Глава 23. Индустриализация на отдельно взятом заводе своими силами
Семён проснулся рано. Встал с койки, прошёл в сантехнический блок, недавно возведённый в общежитии, что было построено рядом с корпусом велозавода силами его комсомольской бригады. Впрочем, построено – слишком сильно сказано. Ребята из бригады Семёна, те, что нуждались в общежитии, очистили подсобное помещение, бывшего склада готовой продукции, от мусора, что накопился за прошедшие революционные годы. Замазали известково-глиняным раствором, запасы извести для которого были случайно найдены в одном из пыльных углов склада, многочисленные трещины в стенах. Поставили самодельные, из металлических бочек, печки, и напоследок – самодельные койки. Их сколотили из досок упаковочной тары, обнаруженной в обрушившемся от взрыва гранаты углу складского помещения. А вот сантехнический узел был новостройкой. На которой впервые опробовали самодельный раствор, возведя из гравия и битого кирпича, что в изобилии валялся на территории велозавода, помещения для будущей бани, туалет, и рукомойники.
Умылся холодной водой, из рукомойника, представлявшего собой ковш подвешенный на верёвке. Встряхнуся, прогоняя сон. Затем, накинув на плечи старую солдатскую шинель, пошёл в цех завода.
Было ещё рано. Сторож Сенька, тезка, сидевший, точнее спавший на скамье будки охранника проходной, встрепенулся, услышав шаги, и спросонья выпалил:
– Стой кто идёт!
– Это я, Семён. Решил, пока никого в цеху нет, пройтись, посмотреть…
– А, иди. Дежурный открыл дверь.
Цех радовал глаз чистотой, хотя и был обшарпан пролетевшими революционными вихрями.
Ребята Семёна, решив повысить производительность труда, перво-наперво рассортировали станки по степени изношенности.

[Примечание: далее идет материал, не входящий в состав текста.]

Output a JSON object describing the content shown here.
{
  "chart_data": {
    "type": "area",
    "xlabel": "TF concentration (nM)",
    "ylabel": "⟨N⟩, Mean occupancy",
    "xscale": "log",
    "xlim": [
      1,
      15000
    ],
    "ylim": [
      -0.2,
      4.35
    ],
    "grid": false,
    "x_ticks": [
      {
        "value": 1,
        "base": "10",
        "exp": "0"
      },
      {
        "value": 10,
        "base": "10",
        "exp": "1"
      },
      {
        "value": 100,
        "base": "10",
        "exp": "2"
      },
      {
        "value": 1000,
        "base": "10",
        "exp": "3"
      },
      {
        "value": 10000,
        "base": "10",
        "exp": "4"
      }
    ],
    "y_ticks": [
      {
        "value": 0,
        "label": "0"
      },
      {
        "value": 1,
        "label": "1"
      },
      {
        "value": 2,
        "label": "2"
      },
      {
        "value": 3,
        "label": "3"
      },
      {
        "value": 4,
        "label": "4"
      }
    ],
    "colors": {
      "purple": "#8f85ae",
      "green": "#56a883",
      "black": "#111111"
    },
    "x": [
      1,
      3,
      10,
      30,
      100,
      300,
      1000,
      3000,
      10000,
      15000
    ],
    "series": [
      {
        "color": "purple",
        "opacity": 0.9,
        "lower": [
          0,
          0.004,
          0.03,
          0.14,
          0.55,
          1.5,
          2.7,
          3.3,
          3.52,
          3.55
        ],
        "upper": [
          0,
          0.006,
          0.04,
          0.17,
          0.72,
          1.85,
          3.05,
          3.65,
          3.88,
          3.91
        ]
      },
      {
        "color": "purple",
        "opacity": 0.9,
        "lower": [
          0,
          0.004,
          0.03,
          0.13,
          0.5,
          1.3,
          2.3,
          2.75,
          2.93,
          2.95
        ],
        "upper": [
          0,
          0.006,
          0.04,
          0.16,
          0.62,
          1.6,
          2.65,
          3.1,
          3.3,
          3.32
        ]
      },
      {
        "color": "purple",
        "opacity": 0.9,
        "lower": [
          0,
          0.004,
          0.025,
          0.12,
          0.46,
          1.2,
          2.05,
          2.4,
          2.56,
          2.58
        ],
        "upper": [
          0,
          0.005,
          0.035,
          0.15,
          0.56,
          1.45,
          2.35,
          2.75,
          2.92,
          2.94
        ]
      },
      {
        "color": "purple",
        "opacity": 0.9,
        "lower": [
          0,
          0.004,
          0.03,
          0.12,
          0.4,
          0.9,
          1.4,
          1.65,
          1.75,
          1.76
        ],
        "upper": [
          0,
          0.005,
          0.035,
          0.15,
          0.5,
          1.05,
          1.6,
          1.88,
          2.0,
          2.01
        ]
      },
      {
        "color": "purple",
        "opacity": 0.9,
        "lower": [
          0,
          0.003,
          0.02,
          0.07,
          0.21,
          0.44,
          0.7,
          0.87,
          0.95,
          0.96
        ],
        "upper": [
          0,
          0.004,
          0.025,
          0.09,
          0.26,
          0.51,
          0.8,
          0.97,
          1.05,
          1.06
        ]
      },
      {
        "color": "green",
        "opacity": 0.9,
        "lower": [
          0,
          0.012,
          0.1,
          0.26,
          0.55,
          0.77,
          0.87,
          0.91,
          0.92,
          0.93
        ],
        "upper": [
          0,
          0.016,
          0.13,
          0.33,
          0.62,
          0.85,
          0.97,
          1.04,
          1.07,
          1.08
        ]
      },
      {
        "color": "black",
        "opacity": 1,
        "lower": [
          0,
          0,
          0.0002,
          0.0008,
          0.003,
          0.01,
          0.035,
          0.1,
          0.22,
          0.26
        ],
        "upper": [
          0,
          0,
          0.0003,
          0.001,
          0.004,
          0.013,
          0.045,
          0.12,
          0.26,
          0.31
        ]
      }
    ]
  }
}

Часть станков разобрали, для ознакомления с конструкцией и ремонта. Другую часть капитально обслужили и поставили группой, так, чтобы работающим на них токарям, фрезировшикам и другим рабочим было удобно передавать друг другу заготовки и убирать рабочее место.
Сам цех был разделён на несколько секций, деревянными перегородками. Одна из них, огораживала участок около окна, где, в самом светлом месте, стояли три чертёжных доски. На одной из них ещё был закреплён лист «ватмана» склеенный из кусков обёрточной бумаги «рыбным» клеем, с незаконченным чертежом электромотора. Этим мотором, с переключаемыми обмотками, позволяющими грубо менять скорость вращения шпинделя, ребята из группы «электротехников» занимались уже неделю.

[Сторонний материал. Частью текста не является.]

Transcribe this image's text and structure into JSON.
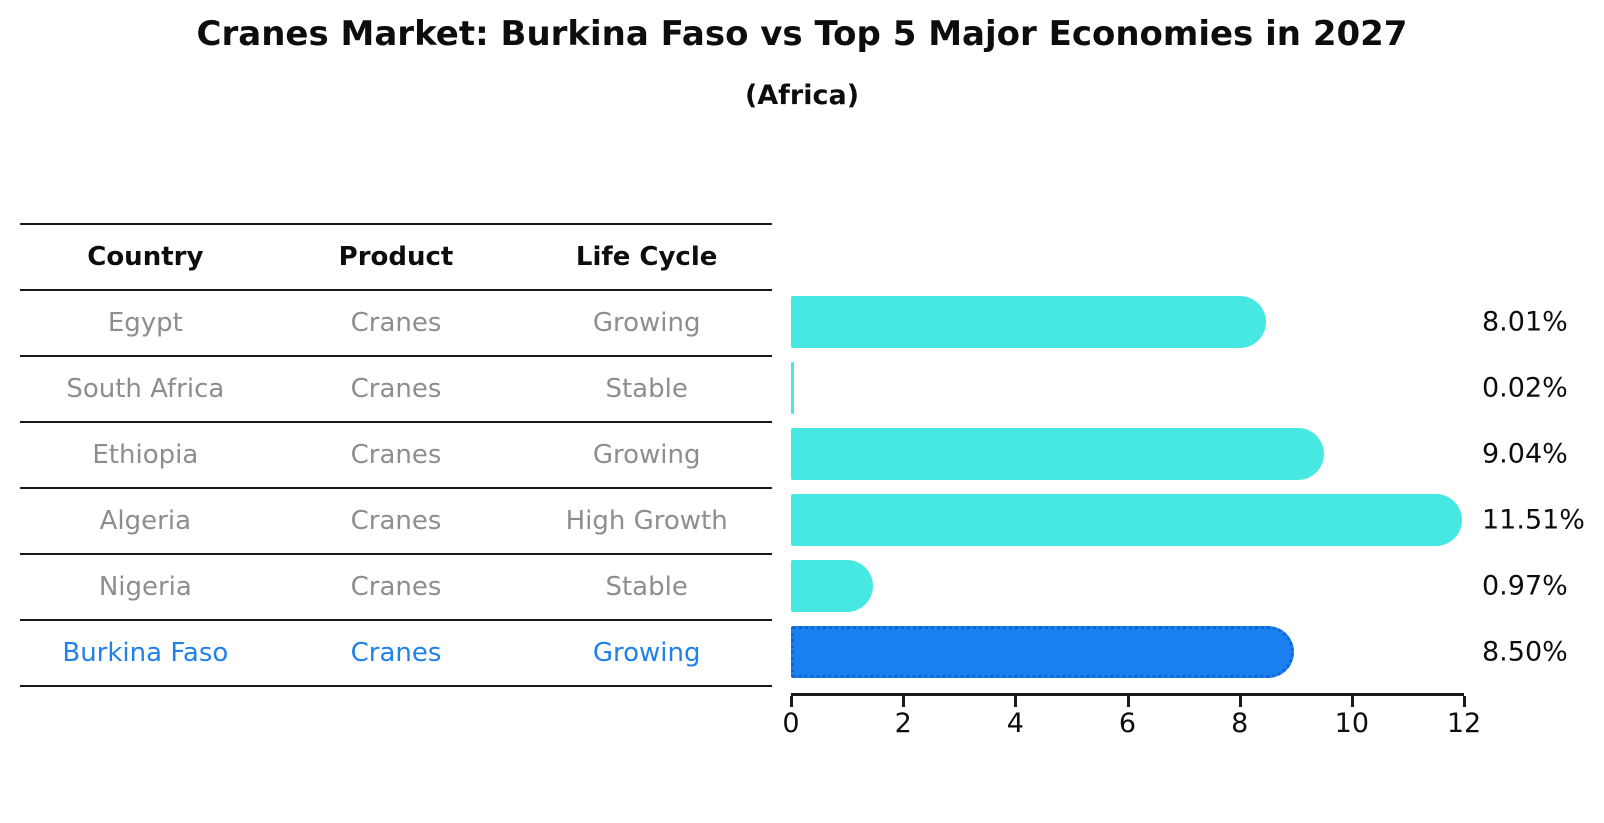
{
  "title": "Cranes Market: Burkina Faso vs Top 5 Major Economies in 2027",
  "subtitle": "(Africa)",
  "table": {
    "headers": [
      "Country",
      "Product",
      "Life Cycle"
    ],
    "rows": [
      {
        "country": "Egypt",
        "product": "Cranes",
        "life_cycle": "Growing",
        "highlight": false
      },
      {
        "country": "South Africa",
        "product": "Cranes",
        "life_cycle": "Stable",
        "highlight": false
      },
      {
        "country": "Ethiopia",
        "product": "Cranes",
        "life_cycle": "Growing",
        "highlight": false
      },
      {
        "country": "Algeria",
        "product": "Cranes",
        "life_cycle": "High Growth",
        "highlight": false
      },
      {
        "country": "Nigeria",
        "product": "Cranes",
        "life_cycle": "Stable",
        "highlight": false
      },
      {
        "country": "Burkina Faso",
        "product": "Cranes",
        "life_cycle": "Growing",
        "highlight": true
      }
    ]
  },
  "chart_data": {
    "type": "bar",
    "orientation": "horizontal",
    "title": "Cranes Market: Burkina Faso vs Top 5 Major Economies in 2027",
    "subtitle": "(Africa)",
    "categories": [
      "Egypt",
      "South Africa",
      "Ethiopia",
      "Algeria",
      "Nigeria",
      "Burkina Faso"
    ],
    "values": [
      8.01,
      0.02,
      9.04,
      11.51,
      0.97,
      8.5
    ],
    "value_labels": [
      "8.01%",
      "0.02%",
      "9.04%",
      "11.51%",
      "0.97%",
      "8.50%"
    ],
    "xlabel": "",
    "ylabel": "",
    "xlim": [
      0,
      12
    ],
    "x_ticks": [
      0,
      2,
      4,
      6,
      8,
      10,
      12
    ],
    "grid": false,
    "legend": false,
    "bar_color": "#47e8e2",
    "highlight_color": "#1a80f0",
    "highlight_index": 5,
    "highlight_text_color": "#2181e8"
  }
}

Посмотрев на чертёж, Семён прошёл в другую загородку. Там на новеньких инструментальных столах лежали самодельные инструменты, что успели изготовить за истекшее время.

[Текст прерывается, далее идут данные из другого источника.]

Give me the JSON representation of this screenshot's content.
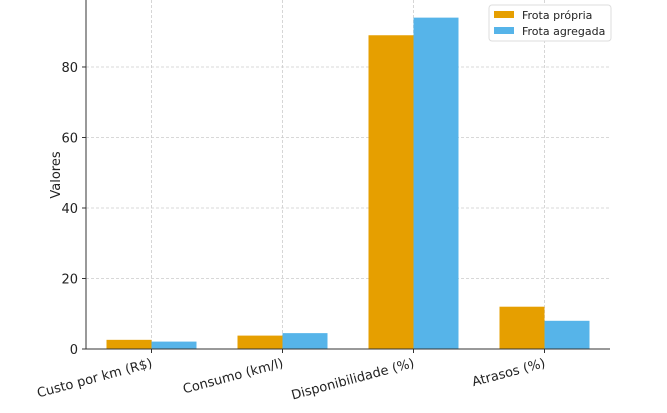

Один из них Семёну до знакомства с Бронштейном был совершенно незнаком, – это была углошлифовальная машинка, или «болгарка», как её называл Матвей. Приводилась она в действие от самодельного компрессора, собранного из форсированного моторчика «Фафнир» и кислородного баллона, а также самодельного поршневого нагнетателя воздуха. Шланг высокого давления для опытного инструмента достал на одной из фабрик Нагульнов, активно помогавший энтузиастам «индустриализации».
Самым сложным в изготовлении оказался отрезной диск. Его делали из тряпок, карборундового порошка и фенол-формальдегидной смолы. Нет-нет, но раскрученный до исполинских оборотов диск разрывало, уже было несколько травм, хорошо хоть не тяжёлых. Пришлось сделать защитные очки, так как инструмент обладал прямо-таки дъявольской способностью запорашивать глаза мелкой абразивной пылью, летящей из реза.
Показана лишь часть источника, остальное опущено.